The Shaw property is composed of two tracts of woodland: a 23-acre inholding in Royalston entirely within the Millers River Wildlife Management Area and an extremely rare 81-acre wetland in Winchendon which contains an exemplary northern Atlantic white cedar swamp, one of only two in Massachusetts. Atlantic white cedar was extensively cut after European settlement and are still under pressure today. All four varieties of Atlantic white cedar swamps in the state are imperiled and are state priorities for protection.
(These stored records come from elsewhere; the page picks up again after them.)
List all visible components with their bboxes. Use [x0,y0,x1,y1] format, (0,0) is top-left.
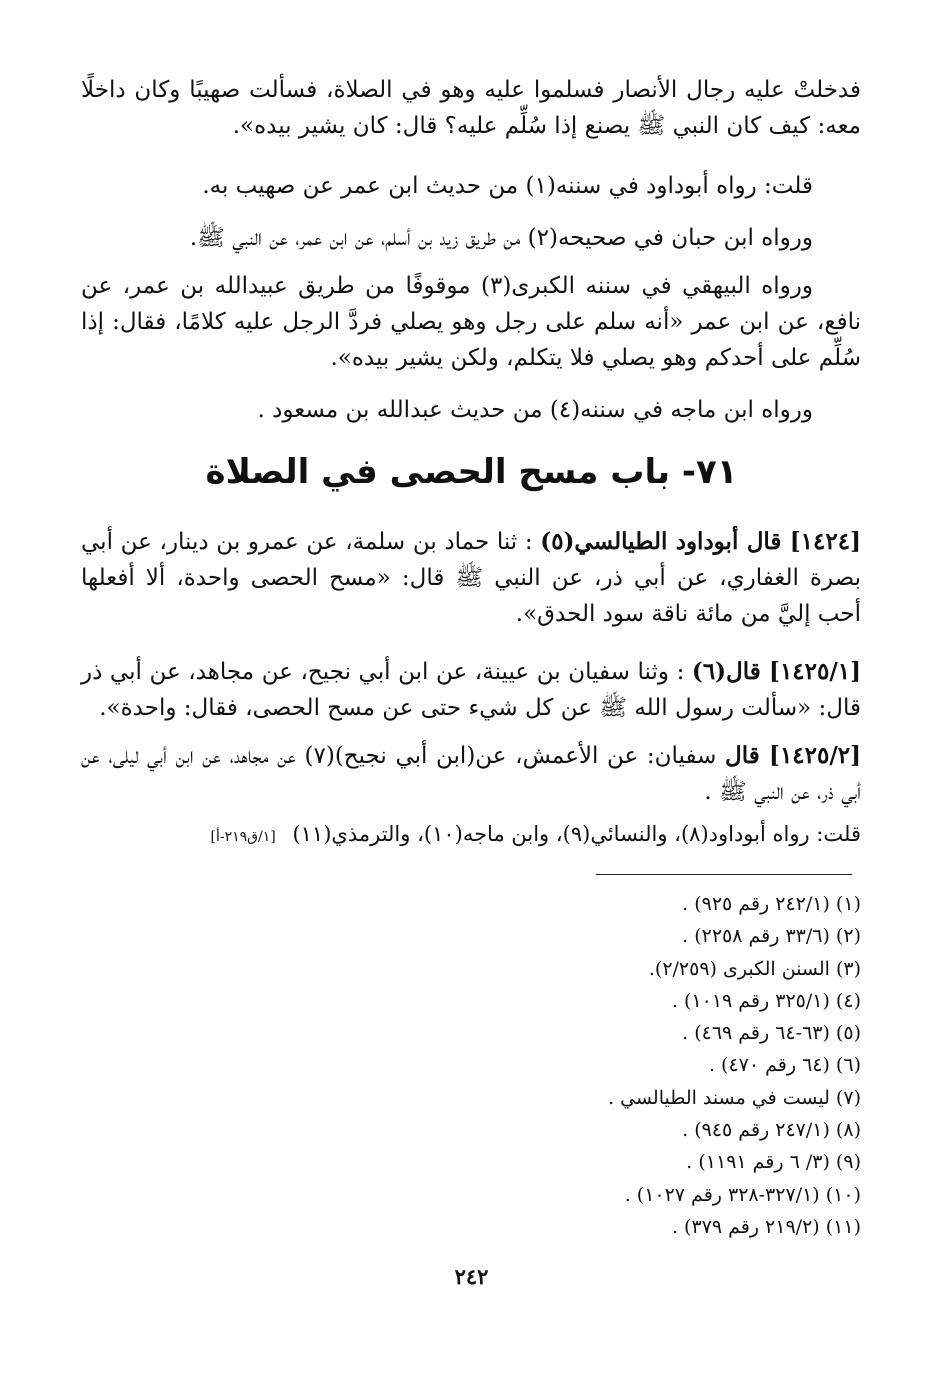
takhrij-line [81,816,861,855]
footnote-item: (٨) (٢٤٧/١ رقم ٩٤٥) . [682,1119,861,1142]
hadith-number: [١٤٢٥/٢] قال [725,742,862,769]
footnote-separator [596,874,852,875]
paragraph-3: ورواه ابن حبان في صحيحه(٢) من طريق زيد بن أسلم، عن ابن عمر، عن النبي ﷺ. [189,225,813,251]
takhrij-text: قلت: رواه أبوداود(٨)، والنسائي(٩)، وابن ماجه(١٠)، والترمذي(١١) [292,822,861,846]
footnote-item: (١) (٢٤٢/١ رقم ٩٢٥) . [682,893,861,915]
chapter-heading: ٧١- باب مسح الحصى في الصلاة [205,452,738,492]
page-number: ٢٤٢ [454,1264,489,1289]
footnote-item: (٩) (٣/ ٦ رقم ١١٩١) . [686,1151,861,1174]
footnotes-list [361,888,861,1243]
footnote-item: (٣) السنن الكبرى (٢/٢٥٩). [648,957,861,980]
paragraph-5: ورواه ابن ماجه في سننه(٤) من حديث عبدالله بن مسعود . [257,397,813,423]
footnote-item: (٧) ليست في مسند الطيالسي . [608,1086,861,1109]
manuscript-ref: [١/ق٢١٩-أ] [210,829,276,845]
paragraph-1: فدخلتْ عليه رجال الأنصار فسلموا عليه وهو في الصلاة، فسألت صهيبًا وكان داخلًا معه: كيف كان النبي ﷺ يصنع إذا سُلِّم عليه؟ قال: كان يشير بيده». [81,77,861,139]
hadith-1425-1 [81,654,861,726]
paragraph-2: قلت: رواه أبوداود في سننه(١) من حديث ابن عمر عن صهيب به. [202,173,813,199]
hadith-text: سفيان: عن الأعمش، عن(ابن أبي نجيح)(٧) عن مجاهد، عن ابن أبي ليلى، عن أبي ذر، عن النبي ﷺ . [81,743,861,805]
hadith-number: [١٤٢٤] قال أبوداود الطيالسي(٥) [540,528,861,555]
footnote-item: (٥) (٦٣-٦٤ رقم ٤٦٩) . [682,1022,861,1045]
hadith-1424 [81,524,861,632]
footnote-item: (٢) (٣٣/٦ رقم ٢٢٥٨) . [682,925,861,948]
footnote-item: (١٠) (٣٢٧/١-٣٢٨ رقم ١٠٢٧) . [624,1183,861,1206]
footnote-item: (٤) (٣٢٥/١ رقم ١٠١٩) . [671,989,861,1012]
paragraph-4: ورواه البيهقي في سننه الكبرى(٣) موقوفًا من طريق عبيدالله بن عمر، عن نافع، عن ابن عمر «أنه سلم على رجل وهو يصلي فردَّ الرجل عليه كلامًا، فقال: إذا سُلِّم على أحدكم وهو يصلي فلا يتكلم، ولكن يشير بيده». [81,273,861,371]
footnote-item: (٦) (٦٤ رقم ٤٧٠) . [708,1054,861,1077]
hadith-1425-2 [81,738,861,810]
hadith-text: : ثنا حماد بن سلمة، عن عمرو بن دينار، عن أبي بصرة الغفاري، عن أبي ذر، عن النبي ﷺ قال: «مسح الحصى واحدة، ألا أفعلها أحب إليَّ من مائة ناقة سود الحدق». [81,529,861,627]
hadith-number: [١٤٢٥/١] قال(٦) [691,658,861,685]
hadith-text: : وثنا سفيان بن عيينة، عن ابن أبي نجيح، عن مجاهد، عن أبي ذر قال: «سألت رسول الله ﷺ عن كل شيء حتى عن مسح الحصى، فقال: واحدة». [81,659,861,721]
footnote-item: (١١) (٢١٩/٢ رقم ٣٧٩) . [671,1215,861,1238]
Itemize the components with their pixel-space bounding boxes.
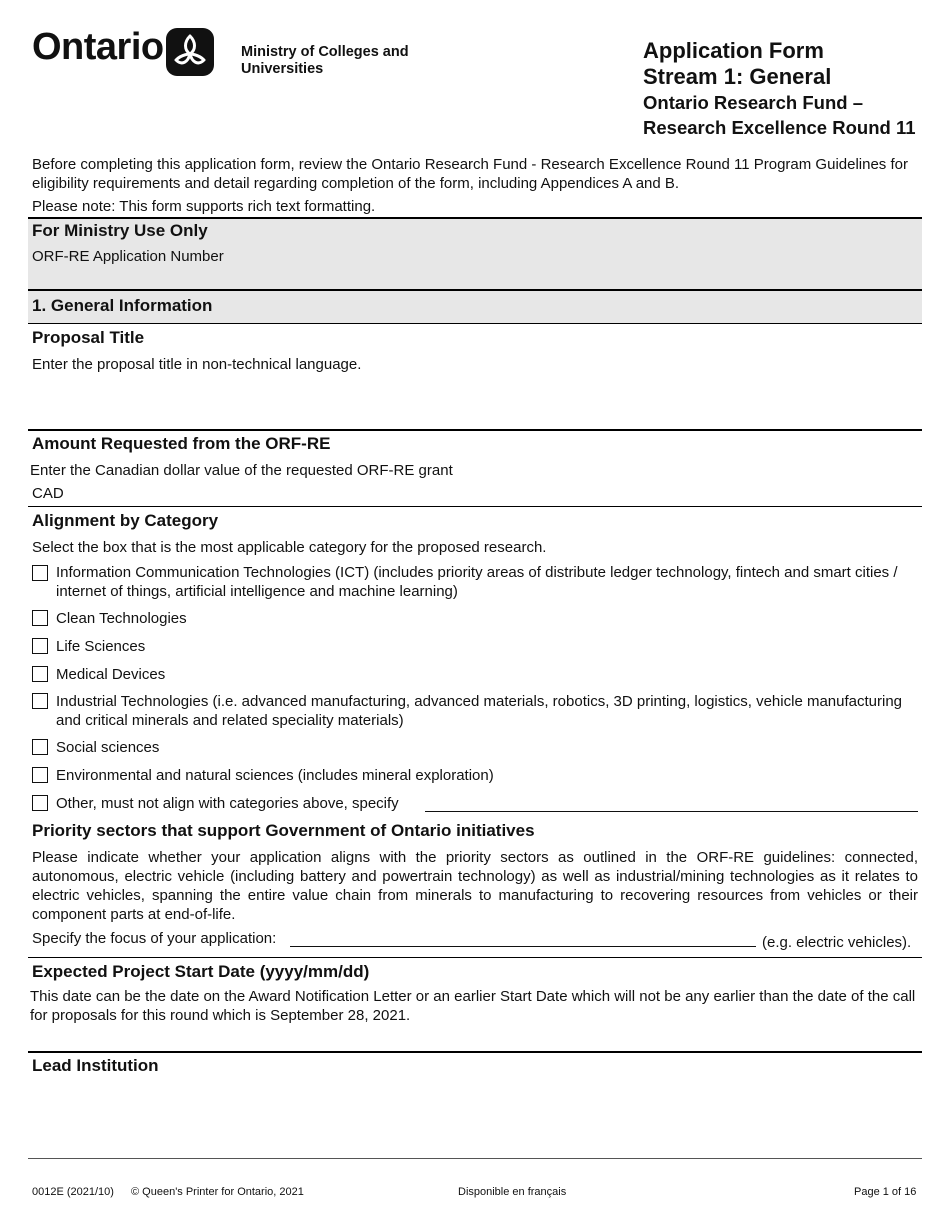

Northern Atlantic white cedar swamps, which thrive at higher elevations and contain black spruce, tamarack, and other distinctive plant species, are the rarest. 

Ownership

MA Department of Fish and Game

Year Protected

2010

Property History

Three generations of Shaws earned a livelihood from family owned woodlands around the north Quabbin. Victoria Shaw, who owned the land from the 1970s to 2010, always insisted in keeping the cedars standing, turning down several offers for the property. “People would come around with plans to buy it,” says Shaw, “the town told them they could put in a road, cut the trees, and put up all kinds of houses, but I said those trees have been around for a long time. They deserve to stay.”

In October of 2009, Mount Grace agreed to pre-acquire both parcels and re-sell them to the MA Department of Fish and Game in fiscal year 2011. The sale, funded by a loan from The Conservation Fund, an Arlington Virginia based foundation, conserved a fragile and extraordinary place that survived into the 21st century largely due to the landowner’s goodwill and personal stewardship ethic.